A l'instar d'autres arts martiaux, la capoeira suit des rituels précis, où la discipline et le respect entrent comme valeurs fondamentales, et où règne une stricte hiérarchie : au sommet, le « mestre » (« maître ») est reconnu et souvent même vénéré par ses élèves comme suprême autorité ; viennent ensuite le « mestrando » (« contre-maître »), le « graduado » (« professeur ») et les élèves.


Ceux-ci, habillés du traditionnel pantalon de toile blanche et torse nu, sont élevés au grade de capoeirista lors de la cérémonie du « batizado » (« baptême ») : appelé par son nom de capoeira, chaque novice entre dans un jogo  avec l'un des professeurs, jusqu'à être mis à terre : il est alors intronisé dans le monde de la capoeira, et on lui remet une corde, symbole de son initiation.


La capoeira se divise en deux écoles : l'une, instituée par Mestre Pastinha, est appelée « Capoeira Angola », et se rapproche davantage des coutumes ancestrales héritées des danses rituelles africaines ; l'autres, la « Capoeira Regional », sous l'égide de Mestre Bimba, cherche ses racines au Brésil même, et valorise l'efficacité du combat avant tout, éliminant les fioritures et les mouvements superflus.
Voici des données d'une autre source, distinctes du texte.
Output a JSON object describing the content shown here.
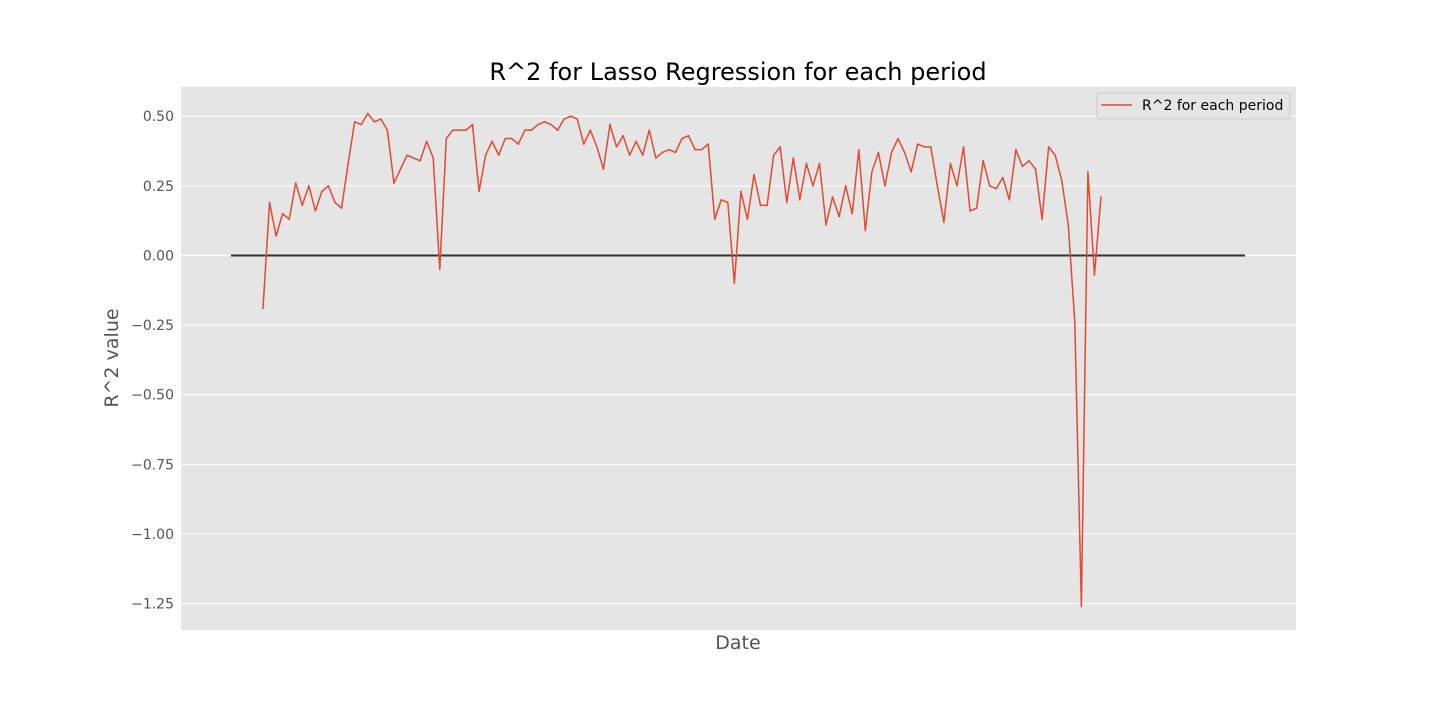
{
  "chart_data": {
    "type": "line",
    "title": "R^2 for Lasso Regression for each period",
    "xlabel": "Date",
    "ylabel": "R^2 value",
    "ylim": [
      -1.345,
      0.605
    ],
    "yticks": [
      0.5,
      0.25,
      0.0,
      -0.25,
      -0.5,
      -0.75,
      -1.0,
      -1.25
    ],
    "ytick_labels": [
      "0.50",
      "0.25",
      "0.00",
      "−0.25",
      "−0.50",
      "−0.75",
      "−1.00",
      "−1.25"
    ],
    "xtick_labels": [],
    "grid": true,
    "legend_position": "top-right",
    "colors": {
      "series": "#E24A33",
      "baseline": "#333333",
      "plot_background": "#E5E5E5",
      "grid": "#FFFFFF"
    },
    "baseline": {
      "value": 0.0
    },
    "series": [
      {
        "name": "R^2 for each period",
        "values": [
          -0.19,
          0.19,
          0.07,
          0.15,
          0.13,
          0.26,
          0.18,
          0.25,
          0.16,
          0.23,
          0.25,
          0.19,
          0.17,
          0.33,
          0.48,
          0.47,
          0.51,
          0.48,
          0.49,
          0.45,
          0.26,
          0.31,
          0.36,
          0.35,
          0.34,
          0.41,
          0.35,
          -0.05,
          0.42,
          0.45,
          0.45,
          0.45,
          0.47,
          0.23,
          0.36,
          0.41,
          0.36,
          0.42,
          0.42,
          0.4,
          0.45,
          0.45,
          0.47,
          0.48,
          0.47,
          0.45,
          0.49,
          0.5,
          0.49,
          0.4,
          0.45,
          0.39,
          0.31,
          0.47,
          0.39,
          0.43,
          0.36,
          0.41,
          0.36,
          0.45,
          0.35,
          0.37,
          0.38,
          0.37,
          0.42,
          0.43,
          0.38,
          0.38,
          0.4,
          0.13,
          0.2,
          0.19,
          -0.1,
          0.23,
          0.13,
          0.29,
          0.18,
          0.18,
          0.36,
          0.39,
          0.19,
          0.35,
          0.2,
          0.33,
          0.25,
          0.33,
          0.11,
          0.21,
          0.14,
          0.25,
          0.15,
          0.38,
          0.09,
          0.3,
          0.37,
          0.25,
          0.37,
          0.42,
          0.37,
          0.3,
          0.4,
          0.39,
          0.39,
          0.25,
          0.12,
          0.33,
          0.25,
          0.39,
          0.16,
          0.17,
          0.34,
          0.25,
          0.24,
          0.28,
          0.2,
          0.38,
          0.32,
          0.34,
          0.31,
          0.13,
          0.39,
          0.36,
          0.27,
          0.11,
          -0.24,
          -1.26,
          0.3,
          -0.07,
          0.21
        ]
      }
    ]
  }
}
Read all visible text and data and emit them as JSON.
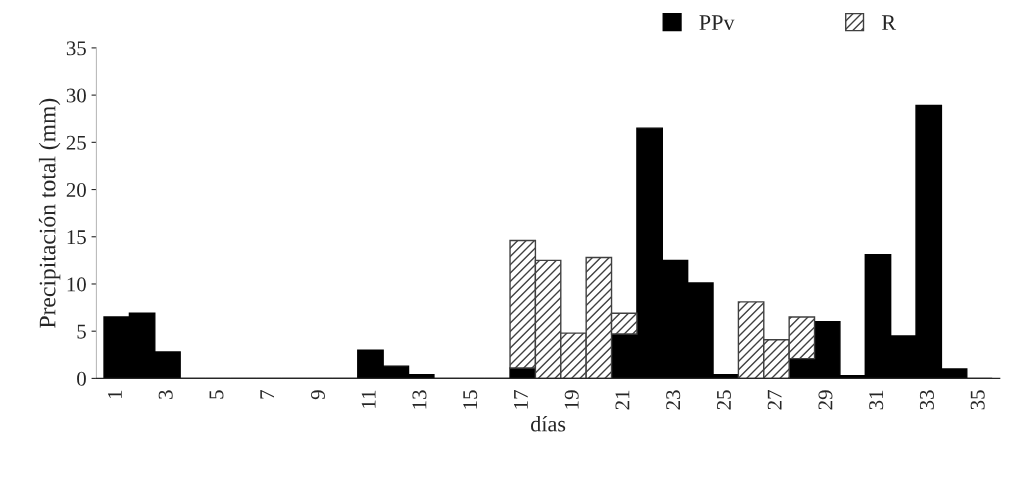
{
  "chart_data": {
    "type": "bar",
    "stacked": true,
    "xlabel": "días",
    "ylabel": "Precipitación total (mm)",
    "categories": [
      "1",
      null,
      "3",
      null,
      "5",
      null,
      "7",
      null,
      "9",
      null,
      "11",
      null,
      "13",
      null,
      "15",
      null,
      "17",
      null,
      "19",
      null,
      "21",
      null,
      "23",
      null,
      "25",
      null,
      "27",
      null,
      "29",
      null,
      "31",
      null,
      "33",
      null,
      "35"
    ],
    "series": [
      {
        "name": "PPv",
        "color": "#000000",
        "values": [
          6.5,
          6.9,
          2.8,
          0,
          0,
          0,
          0,
          0,
          0,
          0,
          3.0,
          1.3,
          0.4,
          0,
          0,
          0,
          1.1,
          0,
          0,
          0,
          4.7,
          26.5,
          12.5,
          10.1,
          0.4,
          0,
          0,
          2.1,
          6.0,
          0.3,
          13.1,
          4.5,
          28.9,
          1.0,
          0
        ]
      },
      {
        "name": "R",
        "color": "#404040",
        "values": [
          0,
          0,
          0,
          0,
          0,
          0,
          0,
          0,
          0,
          0,
          0,
          0,
          0,
          0,
          0,
          0,
          13.5,
          12.5,
          4.8,
          12.8,
          2.2,
          0,
          0,
          0,
          0,
          8.1,
          4.1,
          4.4,
          0,
          0,
          0,
          0,
          0,
          0,
          0
        ]
      }
    ],
    "ylim": [
      0,
      35
    ],
    "yticks": [
      0,
      5,
      10,
      15,
      20,
      25,
      30,
      35
    ],
    "grid": false,
    "legend": "top right"
  }
}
Ces derniers s'articulent autour de la « ginga » : le mouvement de base, semblable à la garde de boxe, sur lequel se greffent acrobaties, positions, coups de pieds et esquives, tous dotés de noms particulièrement évocateurs : par exemple, « estrella » (« étoile »), une roue sans les mains[4] ; « benção » (« bénédiction »), un coup de pied frontal porté avec le plat du pied ; ou encore, « macaco » (« macaque »), une sorte de flip arrière qui n'est pas sans rappeler les acrobaties des singes.
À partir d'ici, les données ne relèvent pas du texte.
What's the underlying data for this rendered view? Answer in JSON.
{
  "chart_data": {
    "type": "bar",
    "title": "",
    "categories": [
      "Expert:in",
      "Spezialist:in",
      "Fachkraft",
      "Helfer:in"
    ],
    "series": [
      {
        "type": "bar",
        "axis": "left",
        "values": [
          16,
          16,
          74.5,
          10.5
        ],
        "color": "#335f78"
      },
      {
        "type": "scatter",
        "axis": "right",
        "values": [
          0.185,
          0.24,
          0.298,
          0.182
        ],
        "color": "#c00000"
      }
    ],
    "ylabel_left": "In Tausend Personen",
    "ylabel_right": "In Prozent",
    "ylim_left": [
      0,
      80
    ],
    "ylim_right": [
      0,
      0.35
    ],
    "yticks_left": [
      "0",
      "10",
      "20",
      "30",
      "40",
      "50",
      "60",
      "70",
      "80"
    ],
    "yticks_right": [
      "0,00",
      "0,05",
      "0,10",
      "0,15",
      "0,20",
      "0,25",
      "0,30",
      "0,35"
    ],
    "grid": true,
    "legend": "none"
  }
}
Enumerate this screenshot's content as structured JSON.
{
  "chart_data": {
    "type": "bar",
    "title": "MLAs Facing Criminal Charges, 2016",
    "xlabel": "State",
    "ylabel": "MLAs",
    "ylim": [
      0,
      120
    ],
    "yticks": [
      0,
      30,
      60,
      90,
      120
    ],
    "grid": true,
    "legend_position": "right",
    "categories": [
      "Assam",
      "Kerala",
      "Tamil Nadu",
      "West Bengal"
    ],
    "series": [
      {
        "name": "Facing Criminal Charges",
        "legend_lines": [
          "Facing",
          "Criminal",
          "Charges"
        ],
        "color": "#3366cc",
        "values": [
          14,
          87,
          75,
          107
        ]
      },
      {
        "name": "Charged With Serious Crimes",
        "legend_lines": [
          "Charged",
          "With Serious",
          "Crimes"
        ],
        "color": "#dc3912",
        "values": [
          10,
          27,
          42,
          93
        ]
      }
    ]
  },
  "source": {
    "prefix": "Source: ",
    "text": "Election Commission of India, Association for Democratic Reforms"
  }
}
Car, à l'origine, la capoeira s'inspirait des mouvements des animaux ; et les histoires de capoeira mettent souvent en scène des animaux que le capoeirista se doit d'imiter, empruntant aux reptiles leurs circonvolutions près du sol, aux rapaces leurs déploiements d'ailes, aux fauves leur allure racée...


Entre totémisme et sport de combat, il se dégage de ce mélange de rigueur et d'improvisation, d'élégance et de sensualité une énergie sacrée, un souffle de liberté, un élan de spiritualité. La ronde mime le monde, et le danseur, en son centre, tourne, vire, se baisse et se redresse, jouant avec l'équilibre, luttant avec les forces terrestres, gagnant dans la danse le respect qui lui est nié ailleurs.


 




[1] Le mot « capoeira », dont l'origine étymologique reste floue, désignerait ainsi les clairières, soit l'endroit où les esclaves étaient parqués dans les plantations ; d'autres interprétations ont suggéré que la « capoeira » était le nom d'une herbe qui se trouvait sur le chemin des esclaves en fuite vers les quilombos, communautés d'esclaves rebelles.


[2] Seule la capoeira officielle était alors autorisée, et encore, seulement dans les murs des écoles ; la capoeira de rue, elle, était toujours réprimée, et elle le fut jusqu'aux années 1970-80, quand les mouvements de conscience noire en ont développé la pratique.


[3] Autrefois utilisés pour avertir les danseurs de l'arrivée du maître, les instruments et battements de main ont été peu à peu intégrés aux rythmes de la danse.


[4] Les mains des esclaves étant enchaînées, elles servaient surtout à prendre équilibre pour les mouvements de jambes : la capoeira utilise ainsi beaucoup les pieds.